First Product Value Declines Then Stock Price Drops

By May 26, 2015 Blog

Overheard in Brooklyn: “Yeah, I saw that Michael Kors thing in Saks but I’m so over him. Like I even care about his brand anymore.” This is exactly what happens to brands that don’t have their product managers engaging with marketing and pricing experts. In Michael Kors’ case, the problem was ubiquity– overexposure of the brand makes it less exclusive and less desirable. Once the company fractured the brand into three price points and moved the brand from exclusive to downmarket his client base which included Sofia Coppola swiftly exited stage and Michael Kors was left with selling into an unproven marketplace for his brand. He lost his market. This is so apparent given that Business Insider has taken his downward slide into lower end sales and highlighted it as a case study of a business in decline. Watch here to see what Business Insider is saying about Michael Kors …. Michael Kors is so over .

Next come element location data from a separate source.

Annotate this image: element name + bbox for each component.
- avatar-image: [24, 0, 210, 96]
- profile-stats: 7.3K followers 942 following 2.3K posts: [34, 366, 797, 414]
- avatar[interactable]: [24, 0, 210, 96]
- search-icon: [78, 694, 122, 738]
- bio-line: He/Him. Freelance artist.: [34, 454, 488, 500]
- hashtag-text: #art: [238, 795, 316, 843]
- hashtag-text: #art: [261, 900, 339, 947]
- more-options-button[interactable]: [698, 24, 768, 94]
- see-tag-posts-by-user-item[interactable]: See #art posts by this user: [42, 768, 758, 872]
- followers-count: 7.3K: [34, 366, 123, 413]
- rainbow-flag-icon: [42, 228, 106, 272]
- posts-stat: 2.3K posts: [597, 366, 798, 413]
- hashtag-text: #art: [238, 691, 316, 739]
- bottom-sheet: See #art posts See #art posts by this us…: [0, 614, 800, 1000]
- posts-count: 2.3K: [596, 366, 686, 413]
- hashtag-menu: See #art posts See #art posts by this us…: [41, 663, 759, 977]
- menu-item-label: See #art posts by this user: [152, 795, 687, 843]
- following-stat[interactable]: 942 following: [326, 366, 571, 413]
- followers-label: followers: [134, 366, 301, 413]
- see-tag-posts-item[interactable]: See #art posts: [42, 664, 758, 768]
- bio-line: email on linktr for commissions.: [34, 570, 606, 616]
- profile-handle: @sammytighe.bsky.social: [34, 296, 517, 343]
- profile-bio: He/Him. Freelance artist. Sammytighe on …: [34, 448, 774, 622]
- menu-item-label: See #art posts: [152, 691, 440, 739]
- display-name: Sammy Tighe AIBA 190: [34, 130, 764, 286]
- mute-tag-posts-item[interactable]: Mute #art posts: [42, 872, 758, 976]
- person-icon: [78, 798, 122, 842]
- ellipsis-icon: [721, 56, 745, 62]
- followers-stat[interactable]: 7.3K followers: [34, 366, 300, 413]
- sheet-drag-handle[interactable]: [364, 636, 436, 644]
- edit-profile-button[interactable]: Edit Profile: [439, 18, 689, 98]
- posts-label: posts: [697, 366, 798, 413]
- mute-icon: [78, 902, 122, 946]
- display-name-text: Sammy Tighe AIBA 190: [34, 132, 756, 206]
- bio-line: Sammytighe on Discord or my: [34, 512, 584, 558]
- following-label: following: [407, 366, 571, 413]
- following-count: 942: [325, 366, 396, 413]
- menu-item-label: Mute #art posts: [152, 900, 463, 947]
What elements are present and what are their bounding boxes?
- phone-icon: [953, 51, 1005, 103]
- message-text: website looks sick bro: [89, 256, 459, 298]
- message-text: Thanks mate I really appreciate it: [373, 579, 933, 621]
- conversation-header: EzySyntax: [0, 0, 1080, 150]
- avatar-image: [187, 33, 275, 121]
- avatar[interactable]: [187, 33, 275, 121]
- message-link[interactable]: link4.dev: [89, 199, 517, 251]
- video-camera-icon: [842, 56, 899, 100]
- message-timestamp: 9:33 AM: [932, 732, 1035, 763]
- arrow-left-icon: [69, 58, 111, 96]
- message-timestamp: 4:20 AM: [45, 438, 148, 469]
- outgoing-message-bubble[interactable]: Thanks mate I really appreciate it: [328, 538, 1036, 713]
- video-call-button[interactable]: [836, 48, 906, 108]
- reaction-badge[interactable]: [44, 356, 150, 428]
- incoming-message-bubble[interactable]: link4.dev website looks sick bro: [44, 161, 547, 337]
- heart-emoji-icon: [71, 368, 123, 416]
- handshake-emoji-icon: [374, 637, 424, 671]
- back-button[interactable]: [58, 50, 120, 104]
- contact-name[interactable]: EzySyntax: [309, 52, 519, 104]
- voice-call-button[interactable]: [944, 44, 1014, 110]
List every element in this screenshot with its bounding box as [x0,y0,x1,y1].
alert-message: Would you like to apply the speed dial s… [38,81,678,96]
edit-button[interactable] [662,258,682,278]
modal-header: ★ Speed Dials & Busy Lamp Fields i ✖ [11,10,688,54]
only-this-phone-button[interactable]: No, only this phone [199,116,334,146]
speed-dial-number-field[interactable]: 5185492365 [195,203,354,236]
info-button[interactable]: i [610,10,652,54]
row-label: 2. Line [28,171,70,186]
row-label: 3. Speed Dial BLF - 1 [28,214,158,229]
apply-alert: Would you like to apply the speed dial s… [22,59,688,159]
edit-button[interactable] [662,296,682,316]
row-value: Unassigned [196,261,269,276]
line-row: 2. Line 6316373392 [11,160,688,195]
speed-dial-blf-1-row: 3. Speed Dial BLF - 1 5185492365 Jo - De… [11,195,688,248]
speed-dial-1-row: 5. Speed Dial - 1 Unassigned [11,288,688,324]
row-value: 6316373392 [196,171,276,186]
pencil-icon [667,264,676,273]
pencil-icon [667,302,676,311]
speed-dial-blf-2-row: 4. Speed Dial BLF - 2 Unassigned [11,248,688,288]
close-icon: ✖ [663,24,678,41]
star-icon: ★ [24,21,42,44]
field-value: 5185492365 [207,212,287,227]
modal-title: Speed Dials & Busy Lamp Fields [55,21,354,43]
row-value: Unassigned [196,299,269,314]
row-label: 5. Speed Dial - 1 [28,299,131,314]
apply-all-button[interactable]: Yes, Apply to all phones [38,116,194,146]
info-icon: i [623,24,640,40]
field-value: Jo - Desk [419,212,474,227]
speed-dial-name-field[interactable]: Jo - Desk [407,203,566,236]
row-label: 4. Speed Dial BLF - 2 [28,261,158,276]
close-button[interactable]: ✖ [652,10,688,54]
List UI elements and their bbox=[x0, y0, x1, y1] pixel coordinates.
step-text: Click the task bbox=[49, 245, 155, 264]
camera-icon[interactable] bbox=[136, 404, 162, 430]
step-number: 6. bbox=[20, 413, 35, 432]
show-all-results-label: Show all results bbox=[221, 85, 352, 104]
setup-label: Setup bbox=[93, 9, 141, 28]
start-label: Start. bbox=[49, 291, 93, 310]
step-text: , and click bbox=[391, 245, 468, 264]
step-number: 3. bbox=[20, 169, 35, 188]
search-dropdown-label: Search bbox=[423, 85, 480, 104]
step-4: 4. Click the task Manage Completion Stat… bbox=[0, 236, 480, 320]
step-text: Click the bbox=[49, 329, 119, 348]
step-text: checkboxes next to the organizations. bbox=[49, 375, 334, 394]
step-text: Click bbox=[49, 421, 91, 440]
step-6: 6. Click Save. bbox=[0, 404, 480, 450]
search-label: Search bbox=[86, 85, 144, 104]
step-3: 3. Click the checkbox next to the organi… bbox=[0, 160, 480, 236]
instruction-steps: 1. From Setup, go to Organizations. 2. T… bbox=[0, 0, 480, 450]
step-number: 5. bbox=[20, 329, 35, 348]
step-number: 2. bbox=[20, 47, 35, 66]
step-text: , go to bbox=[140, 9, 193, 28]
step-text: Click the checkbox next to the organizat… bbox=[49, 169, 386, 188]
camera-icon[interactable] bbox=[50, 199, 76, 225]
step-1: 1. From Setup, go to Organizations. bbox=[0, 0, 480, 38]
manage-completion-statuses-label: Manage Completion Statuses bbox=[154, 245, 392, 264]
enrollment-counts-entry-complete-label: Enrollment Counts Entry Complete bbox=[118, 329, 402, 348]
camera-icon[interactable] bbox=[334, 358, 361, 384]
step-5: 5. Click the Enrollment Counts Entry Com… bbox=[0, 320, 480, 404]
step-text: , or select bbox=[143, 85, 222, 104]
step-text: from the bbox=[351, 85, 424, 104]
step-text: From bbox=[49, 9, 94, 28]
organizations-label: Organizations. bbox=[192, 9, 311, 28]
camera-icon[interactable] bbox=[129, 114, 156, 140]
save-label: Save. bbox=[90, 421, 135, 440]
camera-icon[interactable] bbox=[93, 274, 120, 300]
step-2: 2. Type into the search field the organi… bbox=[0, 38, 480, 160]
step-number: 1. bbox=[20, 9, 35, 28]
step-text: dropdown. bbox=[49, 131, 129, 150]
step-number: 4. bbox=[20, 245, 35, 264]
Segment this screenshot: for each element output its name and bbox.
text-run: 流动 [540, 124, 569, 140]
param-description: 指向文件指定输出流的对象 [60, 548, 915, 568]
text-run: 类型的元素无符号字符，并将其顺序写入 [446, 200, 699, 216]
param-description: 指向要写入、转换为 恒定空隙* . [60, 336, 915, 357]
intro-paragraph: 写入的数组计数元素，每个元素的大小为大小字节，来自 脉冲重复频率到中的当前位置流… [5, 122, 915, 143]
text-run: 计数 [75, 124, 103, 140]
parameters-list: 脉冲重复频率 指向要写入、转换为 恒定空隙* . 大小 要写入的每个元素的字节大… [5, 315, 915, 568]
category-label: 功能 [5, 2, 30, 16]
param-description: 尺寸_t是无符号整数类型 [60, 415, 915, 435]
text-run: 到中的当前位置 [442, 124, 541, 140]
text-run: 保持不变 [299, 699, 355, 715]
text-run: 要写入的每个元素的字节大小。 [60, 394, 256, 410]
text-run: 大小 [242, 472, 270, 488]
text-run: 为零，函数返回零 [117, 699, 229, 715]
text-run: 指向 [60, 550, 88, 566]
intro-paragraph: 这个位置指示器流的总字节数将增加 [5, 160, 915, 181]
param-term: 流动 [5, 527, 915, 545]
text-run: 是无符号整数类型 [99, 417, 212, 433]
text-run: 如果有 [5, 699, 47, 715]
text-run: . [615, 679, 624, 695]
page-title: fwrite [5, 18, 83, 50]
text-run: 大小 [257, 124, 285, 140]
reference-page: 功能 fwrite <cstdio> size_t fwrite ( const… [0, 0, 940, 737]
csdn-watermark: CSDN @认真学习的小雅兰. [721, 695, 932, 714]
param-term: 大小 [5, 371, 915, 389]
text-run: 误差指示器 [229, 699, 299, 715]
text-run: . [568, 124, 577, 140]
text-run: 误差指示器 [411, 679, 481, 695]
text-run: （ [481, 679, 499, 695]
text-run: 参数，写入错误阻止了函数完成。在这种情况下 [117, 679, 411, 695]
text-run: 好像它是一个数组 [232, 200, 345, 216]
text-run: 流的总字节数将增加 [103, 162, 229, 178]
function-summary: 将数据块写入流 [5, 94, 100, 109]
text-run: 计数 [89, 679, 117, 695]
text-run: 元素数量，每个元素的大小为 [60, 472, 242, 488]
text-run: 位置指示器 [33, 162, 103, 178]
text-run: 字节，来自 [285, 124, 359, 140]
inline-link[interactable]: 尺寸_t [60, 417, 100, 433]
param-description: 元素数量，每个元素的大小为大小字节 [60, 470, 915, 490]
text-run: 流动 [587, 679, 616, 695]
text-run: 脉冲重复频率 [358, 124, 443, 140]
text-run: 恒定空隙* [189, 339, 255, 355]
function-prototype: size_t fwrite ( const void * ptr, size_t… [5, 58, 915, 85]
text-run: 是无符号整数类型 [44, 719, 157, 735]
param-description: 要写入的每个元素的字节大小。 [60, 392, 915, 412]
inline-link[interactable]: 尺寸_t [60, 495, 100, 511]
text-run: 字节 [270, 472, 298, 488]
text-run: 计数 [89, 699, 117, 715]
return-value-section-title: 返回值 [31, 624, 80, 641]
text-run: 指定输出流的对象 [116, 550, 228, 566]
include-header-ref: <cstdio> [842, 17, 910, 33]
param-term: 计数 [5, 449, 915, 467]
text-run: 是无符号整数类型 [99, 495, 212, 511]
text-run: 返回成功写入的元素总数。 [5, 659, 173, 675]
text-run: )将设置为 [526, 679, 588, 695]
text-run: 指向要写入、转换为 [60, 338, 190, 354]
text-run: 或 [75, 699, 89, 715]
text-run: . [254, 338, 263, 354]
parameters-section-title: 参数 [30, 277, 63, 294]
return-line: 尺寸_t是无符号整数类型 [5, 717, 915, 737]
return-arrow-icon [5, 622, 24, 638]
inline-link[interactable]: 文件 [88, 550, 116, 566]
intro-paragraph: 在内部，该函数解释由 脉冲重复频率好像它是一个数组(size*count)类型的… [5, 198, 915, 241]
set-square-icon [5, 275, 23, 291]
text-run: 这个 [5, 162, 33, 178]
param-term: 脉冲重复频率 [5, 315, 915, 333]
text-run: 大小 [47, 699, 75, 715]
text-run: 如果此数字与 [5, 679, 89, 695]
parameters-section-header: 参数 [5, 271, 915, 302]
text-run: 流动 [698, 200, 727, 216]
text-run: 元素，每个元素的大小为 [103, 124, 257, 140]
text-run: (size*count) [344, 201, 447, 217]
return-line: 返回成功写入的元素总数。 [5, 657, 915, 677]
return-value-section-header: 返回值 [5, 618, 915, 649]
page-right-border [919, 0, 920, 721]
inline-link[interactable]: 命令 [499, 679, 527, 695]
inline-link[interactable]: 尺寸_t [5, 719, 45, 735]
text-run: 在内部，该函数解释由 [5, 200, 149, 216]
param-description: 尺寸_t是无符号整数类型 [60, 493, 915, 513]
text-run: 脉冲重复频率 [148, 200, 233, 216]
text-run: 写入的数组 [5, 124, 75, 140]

I don’t like watching businesses get into trouble, I’ve got no schadenfreude involved here. Why I highlight such a high profile story is that the learning for this brand is no different than any other brand no matter the size of the business. Ready, I’m going to topnote the educational takeaways for your business.

1. Spending your time building business value and building business relationships translates into brand positioning. The higher up the food chain, the more desireable your product or item becomes.
2. Brands move from upmarket to downmarket–never to return upmarket. Once something goes on sale, it erodes the product value which ultimately recalibrate customer expectations.
3. Recalibrating customer expectations means you will reduce their confidence in the product and thereby having their focus move from beauty, quality, exclusivity, along with other traits around customer desire and replace them a focus on price.
4. Price customers aren’t loyal customers. They’re not doing business with you, they’re doing business with the low cost that they’re engaging with.

So Michael Kors wanted to occupy a few too many brand positions and didn’t take the time to align brand, customer, pricing and product and the market showed him how they felt with a 37% decline in stock value. Ouch. You don’t have to make the same mistake. Learn from Michael Kors.